Though they aren’t individual trophies, he has a couple of honors that aid his case, including being inducted into the British Columbia Hockey Hall of Fame in 2013 and being named a part of the Trib Total Media Penguins All-Time Team.
From early in his career, he was accumulating championships, winning a gold medal at the 1988 World Junior Championship with Team Canada. That came in the same year he was a WHL All-Star for the Kamloops Chiefs.
The following season he went pro, playing just 15 games with the Penguins and spending most of the season with the Muskegon Lumberjacks of the IHL, where he was an All-Star by year’s end, scoring 50 goals and 99 points in 63 games.
He was not only an IHL All-Star that year, but led the team to a Turner Cup Championship.

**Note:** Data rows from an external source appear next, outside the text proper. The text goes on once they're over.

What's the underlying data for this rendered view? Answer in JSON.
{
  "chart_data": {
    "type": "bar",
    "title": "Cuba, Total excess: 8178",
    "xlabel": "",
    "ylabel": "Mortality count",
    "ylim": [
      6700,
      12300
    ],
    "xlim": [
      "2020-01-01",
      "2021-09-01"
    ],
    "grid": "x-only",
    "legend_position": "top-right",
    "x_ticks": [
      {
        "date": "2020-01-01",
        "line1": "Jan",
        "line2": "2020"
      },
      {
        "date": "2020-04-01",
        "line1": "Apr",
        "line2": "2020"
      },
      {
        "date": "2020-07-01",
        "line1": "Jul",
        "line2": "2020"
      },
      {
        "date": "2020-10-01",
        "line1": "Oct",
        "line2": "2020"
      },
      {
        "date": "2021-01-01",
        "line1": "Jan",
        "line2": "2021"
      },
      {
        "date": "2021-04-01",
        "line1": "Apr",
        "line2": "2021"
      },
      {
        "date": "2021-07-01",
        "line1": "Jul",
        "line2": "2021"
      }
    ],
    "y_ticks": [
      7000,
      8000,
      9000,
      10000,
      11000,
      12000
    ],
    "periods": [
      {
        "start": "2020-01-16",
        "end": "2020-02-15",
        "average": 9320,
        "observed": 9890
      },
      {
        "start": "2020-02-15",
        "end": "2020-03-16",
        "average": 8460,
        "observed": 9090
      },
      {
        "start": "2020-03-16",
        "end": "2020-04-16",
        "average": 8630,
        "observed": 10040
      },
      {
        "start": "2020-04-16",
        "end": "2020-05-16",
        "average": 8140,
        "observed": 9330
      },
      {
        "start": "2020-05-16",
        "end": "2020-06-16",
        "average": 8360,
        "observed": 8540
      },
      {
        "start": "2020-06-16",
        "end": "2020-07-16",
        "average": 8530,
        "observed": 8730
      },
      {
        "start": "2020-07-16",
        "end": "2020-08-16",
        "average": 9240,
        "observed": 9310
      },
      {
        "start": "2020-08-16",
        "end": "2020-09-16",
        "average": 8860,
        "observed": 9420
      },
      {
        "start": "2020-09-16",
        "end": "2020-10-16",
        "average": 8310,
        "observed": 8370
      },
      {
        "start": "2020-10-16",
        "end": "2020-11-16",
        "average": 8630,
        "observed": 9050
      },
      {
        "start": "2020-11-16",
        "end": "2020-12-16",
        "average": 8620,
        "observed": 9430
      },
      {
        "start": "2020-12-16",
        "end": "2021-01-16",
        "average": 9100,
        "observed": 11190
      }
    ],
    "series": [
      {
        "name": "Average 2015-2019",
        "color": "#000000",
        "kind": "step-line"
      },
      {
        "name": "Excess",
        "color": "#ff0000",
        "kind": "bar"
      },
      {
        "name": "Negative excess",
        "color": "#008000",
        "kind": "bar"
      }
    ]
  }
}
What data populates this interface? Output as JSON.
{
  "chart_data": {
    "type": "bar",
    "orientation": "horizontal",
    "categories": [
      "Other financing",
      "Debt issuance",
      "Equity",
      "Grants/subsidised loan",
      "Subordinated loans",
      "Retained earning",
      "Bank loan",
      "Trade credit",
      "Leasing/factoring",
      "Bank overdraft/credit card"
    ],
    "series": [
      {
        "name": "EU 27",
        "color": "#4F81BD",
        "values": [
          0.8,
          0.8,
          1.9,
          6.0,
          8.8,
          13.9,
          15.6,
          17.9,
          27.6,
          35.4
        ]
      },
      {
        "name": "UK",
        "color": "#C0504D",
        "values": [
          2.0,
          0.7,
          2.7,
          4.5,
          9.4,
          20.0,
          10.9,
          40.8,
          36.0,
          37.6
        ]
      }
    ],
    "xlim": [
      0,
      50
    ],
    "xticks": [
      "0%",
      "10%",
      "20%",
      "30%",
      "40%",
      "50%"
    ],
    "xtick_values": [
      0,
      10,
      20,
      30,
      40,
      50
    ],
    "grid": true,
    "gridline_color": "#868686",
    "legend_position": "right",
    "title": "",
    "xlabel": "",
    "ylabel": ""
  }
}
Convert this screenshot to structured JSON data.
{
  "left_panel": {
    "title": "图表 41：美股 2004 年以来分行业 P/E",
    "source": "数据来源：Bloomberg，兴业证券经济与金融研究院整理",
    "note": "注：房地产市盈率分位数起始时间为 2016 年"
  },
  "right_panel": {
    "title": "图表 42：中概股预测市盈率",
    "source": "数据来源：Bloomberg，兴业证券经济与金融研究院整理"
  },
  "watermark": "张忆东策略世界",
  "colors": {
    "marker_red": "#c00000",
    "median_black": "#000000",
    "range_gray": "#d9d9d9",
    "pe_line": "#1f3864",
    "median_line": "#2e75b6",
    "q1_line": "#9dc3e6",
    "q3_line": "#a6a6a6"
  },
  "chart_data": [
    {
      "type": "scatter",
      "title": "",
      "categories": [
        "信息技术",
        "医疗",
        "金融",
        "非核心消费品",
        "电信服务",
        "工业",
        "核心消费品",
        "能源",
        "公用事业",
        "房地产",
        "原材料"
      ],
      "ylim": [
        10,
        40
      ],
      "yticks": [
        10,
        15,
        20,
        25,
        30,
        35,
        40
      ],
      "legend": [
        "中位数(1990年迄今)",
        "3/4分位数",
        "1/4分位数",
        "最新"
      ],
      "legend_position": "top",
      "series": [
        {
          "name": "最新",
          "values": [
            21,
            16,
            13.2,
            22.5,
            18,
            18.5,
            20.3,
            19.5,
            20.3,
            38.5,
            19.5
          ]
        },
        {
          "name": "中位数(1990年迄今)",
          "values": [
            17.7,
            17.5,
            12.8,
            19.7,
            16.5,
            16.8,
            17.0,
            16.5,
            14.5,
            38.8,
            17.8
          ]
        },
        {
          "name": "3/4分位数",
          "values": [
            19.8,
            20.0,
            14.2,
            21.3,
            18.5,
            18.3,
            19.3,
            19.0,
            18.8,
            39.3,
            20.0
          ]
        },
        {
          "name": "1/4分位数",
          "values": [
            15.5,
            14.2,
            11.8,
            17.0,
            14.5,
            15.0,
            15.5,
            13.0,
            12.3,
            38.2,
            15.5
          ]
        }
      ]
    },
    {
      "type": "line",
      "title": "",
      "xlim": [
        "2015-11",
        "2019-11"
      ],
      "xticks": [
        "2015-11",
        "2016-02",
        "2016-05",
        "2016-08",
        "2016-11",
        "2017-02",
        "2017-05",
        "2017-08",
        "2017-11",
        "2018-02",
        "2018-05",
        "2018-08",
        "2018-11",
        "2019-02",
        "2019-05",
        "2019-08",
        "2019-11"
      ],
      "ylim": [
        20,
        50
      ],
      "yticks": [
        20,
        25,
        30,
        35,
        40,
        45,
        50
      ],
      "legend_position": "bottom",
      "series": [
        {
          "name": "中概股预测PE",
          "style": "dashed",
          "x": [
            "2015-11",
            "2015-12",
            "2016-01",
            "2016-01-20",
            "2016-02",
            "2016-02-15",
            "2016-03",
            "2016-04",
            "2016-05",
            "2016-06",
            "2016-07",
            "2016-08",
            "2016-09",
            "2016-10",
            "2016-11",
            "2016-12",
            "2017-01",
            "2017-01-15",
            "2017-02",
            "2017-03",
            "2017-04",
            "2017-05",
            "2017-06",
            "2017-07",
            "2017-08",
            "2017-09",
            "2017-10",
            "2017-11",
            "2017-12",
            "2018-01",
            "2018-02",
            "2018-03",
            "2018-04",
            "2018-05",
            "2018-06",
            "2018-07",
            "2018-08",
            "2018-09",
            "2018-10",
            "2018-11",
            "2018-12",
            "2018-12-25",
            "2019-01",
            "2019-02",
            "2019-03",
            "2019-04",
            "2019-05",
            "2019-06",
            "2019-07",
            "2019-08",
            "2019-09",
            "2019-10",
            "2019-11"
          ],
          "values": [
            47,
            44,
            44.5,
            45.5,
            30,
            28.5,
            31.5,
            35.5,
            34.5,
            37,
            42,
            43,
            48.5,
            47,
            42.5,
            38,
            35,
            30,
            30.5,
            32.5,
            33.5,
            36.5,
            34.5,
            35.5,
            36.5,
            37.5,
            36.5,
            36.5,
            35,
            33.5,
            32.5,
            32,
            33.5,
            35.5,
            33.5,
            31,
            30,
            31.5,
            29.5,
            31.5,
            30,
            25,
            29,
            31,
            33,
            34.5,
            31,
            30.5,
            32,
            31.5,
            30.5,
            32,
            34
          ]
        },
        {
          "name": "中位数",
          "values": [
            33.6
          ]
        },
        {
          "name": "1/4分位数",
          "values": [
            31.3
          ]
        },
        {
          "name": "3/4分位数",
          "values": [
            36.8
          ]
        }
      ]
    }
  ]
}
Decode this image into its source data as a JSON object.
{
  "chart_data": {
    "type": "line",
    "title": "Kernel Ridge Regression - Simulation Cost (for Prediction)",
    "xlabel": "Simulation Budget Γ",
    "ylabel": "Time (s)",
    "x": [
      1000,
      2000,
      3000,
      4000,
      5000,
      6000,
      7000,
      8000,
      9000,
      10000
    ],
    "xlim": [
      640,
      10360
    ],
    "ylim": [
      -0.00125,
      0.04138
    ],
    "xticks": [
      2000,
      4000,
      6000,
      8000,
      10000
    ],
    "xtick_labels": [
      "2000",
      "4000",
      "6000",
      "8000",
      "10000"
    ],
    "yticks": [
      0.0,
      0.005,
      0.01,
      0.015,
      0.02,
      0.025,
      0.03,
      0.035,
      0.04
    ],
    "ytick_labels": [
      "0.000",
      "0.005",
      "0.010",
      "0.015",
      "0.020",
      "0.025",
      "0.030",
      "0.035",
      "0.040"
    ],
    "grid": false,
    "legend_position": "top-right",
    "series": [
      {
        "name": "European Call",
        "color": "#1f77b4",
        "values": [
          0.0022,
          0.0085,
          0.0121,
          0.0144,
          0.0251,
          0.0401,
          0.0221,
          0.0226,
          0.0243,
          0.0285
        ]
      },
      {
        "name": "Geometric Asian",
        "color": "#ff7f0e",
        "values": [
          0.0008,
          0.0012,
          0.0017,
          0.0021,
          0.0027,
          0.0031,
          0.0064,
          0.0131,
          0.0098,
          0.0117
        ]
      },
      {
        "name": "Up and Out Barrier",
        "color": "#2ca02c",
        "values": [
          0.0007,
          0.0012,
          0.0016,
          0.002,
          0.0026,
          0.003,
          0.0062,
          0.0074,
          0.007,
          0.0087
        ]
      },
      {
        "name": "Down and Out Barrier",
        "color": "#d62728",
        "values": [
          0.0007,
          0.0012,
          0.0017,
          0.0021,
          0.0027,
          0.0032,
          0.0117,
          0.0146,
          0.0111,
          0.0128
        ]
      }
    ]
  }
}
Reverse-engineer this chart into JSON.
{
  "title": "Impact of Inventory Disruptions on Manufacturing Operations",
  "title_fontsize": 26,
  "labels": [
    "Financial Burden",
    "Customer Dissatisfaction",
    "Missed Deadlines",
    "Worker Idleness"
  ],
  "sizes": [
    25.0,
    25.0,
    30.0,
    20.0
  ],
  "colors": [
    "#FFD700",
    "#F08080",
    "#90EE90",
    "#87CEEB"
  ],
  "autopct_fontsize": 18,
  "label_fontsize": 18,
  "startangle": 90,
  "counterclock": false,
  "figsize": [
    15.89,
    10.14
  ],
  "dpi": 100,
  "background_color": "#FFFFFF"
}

Internationally, he continued to represent Canada playing in two World Championships and one Olympics. He won gold with Canada at the 1997 World Championship, where he put up three goals and three assists in nine games.
Why Mark Recchi Shouldn’t Get In
The case against him largely hinges on his not having any personal hardware and what that means. It aids the argument that his impressive point totals are at least in part a result of his having played a ton of games throughout his very long career.
It paints a picture of a player who was good, but never elite and may have benefitted from playing on some strong teams in his career, including playing on the Pens with Mario Lemieux and Jaromir Jagr, some strong Philadelphia rosters and two other Stanley Cup winners.
Also working against him is that his international career isn’t highly decorated. He played for Canada relatively few times and during his World Junior Championship gold he didn’t score a goal, posting five assists in seven games.
Yet, he was very good for a very long time and that’s worth quite a bit.
There’s some merit to the argument against him, but some of it is a bait and switch. He wasn’t elite, but at his peak his top-end skill was hidden behind playing on a team with two of the most dynamic players in the history of the game.
He broke 100 points three times, cracked 50 goals once and crossed 40 goals another two times.
Not only was he a strong player, he was never a passenger. He was a key piece of his team’s playoff runs. He scored 34 points in 24 games during the Penguins Stanley Cup run. Then put up 24 points in 21 games for Montreal over the course of three playoff appearances. He scored 18 points in 18 games in Philadelphia’s strong run in 2000.
At age 37 he had seven goals and 16 points in 25 games to help the ‘Canes win the Cup and at age 42 (!) had 14 points in 25 games to help the Bruins capture the Cup.
He played until 42 and was never a drag on his teams, continuing to be a productive player despite the game getting bigger and bigger around the 5-foot-10 winger. His point totals should be enough in a voting process that puts a lot of emphasis on points. While he was a point producer for 22 years, he was also a player who mucked it up and agitated, so the stats don’t tell the entire story of his utility. Recchi has earned his place in the Hall.
It makes some sense that he wasn’t a first ballot induction, but now eligible for the third time, he should be finding his way in shortly.